Ladies of Food & Beverage Top Fortune List

Sept. 14, 2009

See Fortune's Most Powerful Women in Business list

Fortune magazine in mid-September announced its annual list of the 50 most powerful women in business, and the top three spots belong to ladies of the food & beverage industry. So does No. 10.

For the fourth year in a row, Indra Nooyi leads the pack. At age 53, the chairman and CEO of PepsiCo Inc. “deliver[s] strong profits on $43 billion in sales. Her August deal to buy Pepsi’s two biggest bottlers should produce some $300 million in annual cost savings.” But the magazine notes one weak spot: “Consumers panned the rebranding of Gatorade and Tropicana.”

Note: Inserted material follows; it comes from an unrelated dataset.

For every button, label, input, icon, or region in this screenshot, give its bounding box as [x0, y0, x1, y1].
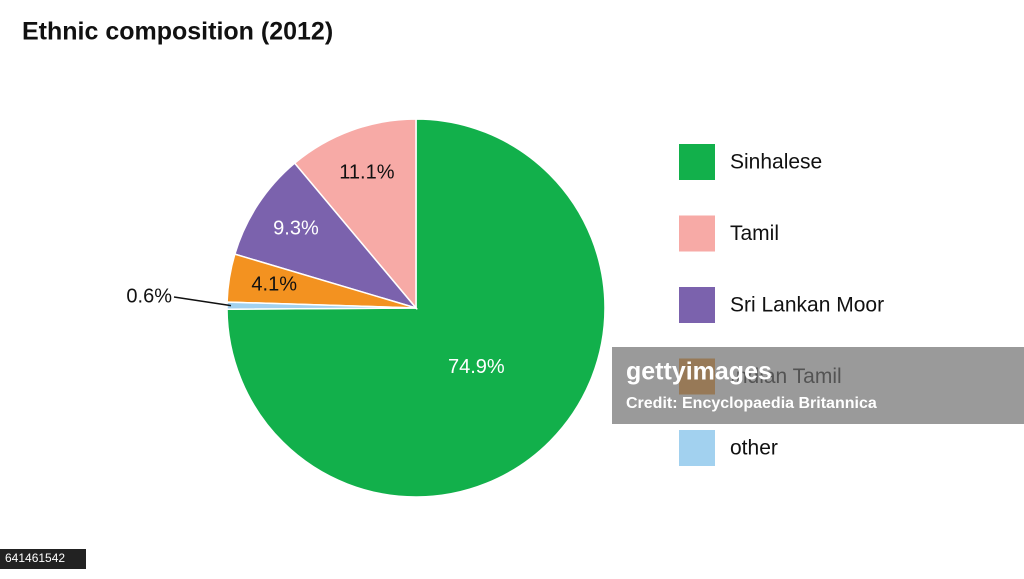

No. 2 is Kraft Foods Inc.’s Irene Rosenfeld, also a chairman and CEO. The 56-year-old “pianist and avid Rollerblader has advertised heavily during the recession to keep sales of macaroni and cheese and Kool-Aid flowing. Revenue was up 15 percent in 2008, and the stock -- a recent addition to the Dow 30 -- outperformed the S&P over the past year.”

Patricia Woertz, chairman, CEO and president of Archer Daniels Midland Co., is third. The 53-year-old former oil company executive “bet big on ethanol, and ADM's stock has risen 15 percent over the past 12 months.” She also sits on the Procter & Gamble board.

All three women held the exact same places in the magazine’s previous year’s ranking.

The only other woman on the list was Sara Lee’s Brenda Barnes at No. 10. The chairman and CEO, 55, “has shed businesses that made up 40 percent of revenue. Still, the stock has flagged.” She was No. 9 last year.

By the way, Oprah Winfrey was No. 6.

Now, what do they make? According to a separate Fortune list:
Rosenfeld $16 million (no. 7)
Woertz $15 million (No. 9)
Nooyi $14.9 million (No. 10)
Barnes $10.5 million (No. 15)

The magazine also notes: “In 1998 when the Most Powerful Women in Business list premiered, just two of our honorees ran Fortune 500 companies. This year 13 do.”